The second point was that, despite this encouragingly sensible overall response, there was however a sharp political divide which some people - including the psephologist Profesor Anthony King, who wrote the commentary acompanying the poll -- find surprising. For the fainthearts are mainly conservatives. Fewer Labour voters than Tories thought failing to invade Afghanistan or Iraq would have reduced the likelihood of an attack in Britain; many more Labour voters thought Britain should retain its alliance with the US in the 'war on terror'; and many more Labour voters thought a tough line would reduce terror in the long term.
King puts the discrepancy down to 'purely partisan considerations'. I disagree. I think the conservative reaction has far deeper, cultural roots. These poll findings correspond with my own personal observations made over some time now, that the real flakiness and appeasement is coming from conservative middle Britain, while old Labour remains as sturdy and steadfast as befits the traditional British way.

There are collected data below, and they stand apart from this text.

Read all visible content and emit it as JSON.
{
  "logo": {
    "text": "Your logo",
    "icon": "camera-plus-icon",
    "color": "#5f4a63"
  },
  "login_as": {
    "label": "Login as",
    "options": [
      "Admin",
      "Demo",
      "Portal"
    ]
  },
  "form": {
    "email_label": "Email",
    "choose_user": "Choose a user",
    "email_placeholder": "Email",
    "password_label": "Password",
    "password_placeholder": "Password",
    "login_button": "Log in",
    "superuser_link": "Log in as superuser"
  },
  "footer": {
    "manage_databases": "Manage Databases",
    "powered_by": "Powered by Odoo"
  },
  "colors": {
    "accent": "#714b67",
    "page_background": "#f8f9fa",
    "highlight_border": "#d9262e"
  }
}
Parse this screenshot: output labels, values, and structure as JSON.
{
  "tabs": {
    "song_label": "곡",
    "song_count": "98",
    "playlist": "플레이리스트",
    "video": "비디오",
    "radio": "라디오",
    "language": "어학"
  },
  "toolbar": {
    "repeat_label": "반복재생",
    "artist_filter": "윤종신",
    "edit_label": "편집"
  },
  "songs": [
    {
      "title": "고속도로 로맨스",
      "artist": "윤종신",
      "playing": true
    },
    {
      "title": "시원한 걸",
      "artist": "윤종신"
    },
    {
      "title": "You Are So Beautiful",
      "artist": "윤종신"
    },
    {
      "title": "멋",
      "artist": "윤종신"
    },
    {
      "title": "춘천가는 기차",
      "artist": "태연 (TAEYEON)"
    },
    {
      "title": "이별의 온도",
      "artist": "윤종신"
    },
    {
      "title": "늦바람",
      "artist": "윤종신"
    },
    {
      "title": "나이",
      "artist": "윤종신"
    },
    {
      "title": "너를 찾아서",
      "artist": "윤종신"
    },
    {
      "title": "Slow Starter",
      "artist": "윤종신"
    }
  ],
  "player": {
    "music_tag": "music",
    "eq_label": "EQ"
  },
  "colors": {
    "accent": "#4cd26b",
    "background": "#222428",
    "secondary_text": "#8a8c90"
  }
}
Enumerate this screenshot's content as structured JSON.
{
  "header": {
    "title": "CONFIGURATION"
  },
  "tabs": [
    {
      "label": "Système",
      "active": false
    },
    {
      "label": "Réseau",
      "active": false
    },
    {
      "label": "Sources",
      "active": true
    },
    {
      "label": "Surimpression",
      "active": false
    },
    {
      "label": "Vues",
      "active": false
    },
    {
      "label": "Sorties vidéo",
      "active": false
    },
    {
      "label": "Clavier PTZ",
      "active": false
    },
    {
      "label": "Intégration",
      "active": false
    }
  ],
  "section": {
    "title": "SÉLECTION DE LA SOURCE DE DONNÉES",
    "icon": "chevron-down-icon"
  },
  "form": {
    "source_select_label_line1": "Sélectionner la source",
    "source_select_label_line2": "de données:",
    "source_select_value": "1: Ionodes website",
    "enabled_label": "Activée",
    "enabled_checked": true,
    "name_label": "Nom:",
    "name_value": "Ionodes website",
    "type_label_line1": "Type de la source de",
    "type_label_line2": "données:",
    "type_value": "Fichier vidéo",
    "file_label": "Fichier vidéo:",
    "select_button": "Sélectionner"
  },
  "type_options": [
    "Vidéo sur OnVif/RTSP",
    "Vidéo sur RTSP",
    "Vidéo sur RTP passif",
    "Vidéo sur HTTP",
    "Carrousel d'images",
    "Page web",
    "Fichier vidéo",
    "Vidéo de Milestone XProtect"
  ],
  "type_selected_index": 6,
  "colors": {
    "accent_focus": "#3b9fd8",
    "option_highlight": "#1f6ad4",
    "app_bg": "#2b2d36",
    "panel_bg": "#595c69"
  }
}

That's not to say the weakness doesn't originate in the left: indeed, the left's virulent anti-Americanism and anti-Israelism has, through its dominance over our institutions, driven the debate. But it's the main consumers of those institutions, the educated middling classes, who have imbibed the lethal moral inversion and ignorant demonisation of the US and Israel characterising that side of the argument. It's these people who are principally the consumers of higher education, BBC Radio Four and BBC TV news and current affairs, and the high-minded commentaries of Church of England clerics and Christian NGOs -- all of which have been significantly corrupted by the venomous world-view of the left.
And it's these people who not only run the country, but have colonised public discussion. They drown out the voices of those sturdier citizens who have no such public muscle and who regard with unmitigated derision and disgust the contortions of the chattering classes -- whose amazement when opinion polls reveal such dissent from their own absurd and bankrupt thinking is itself a spectacle to behold.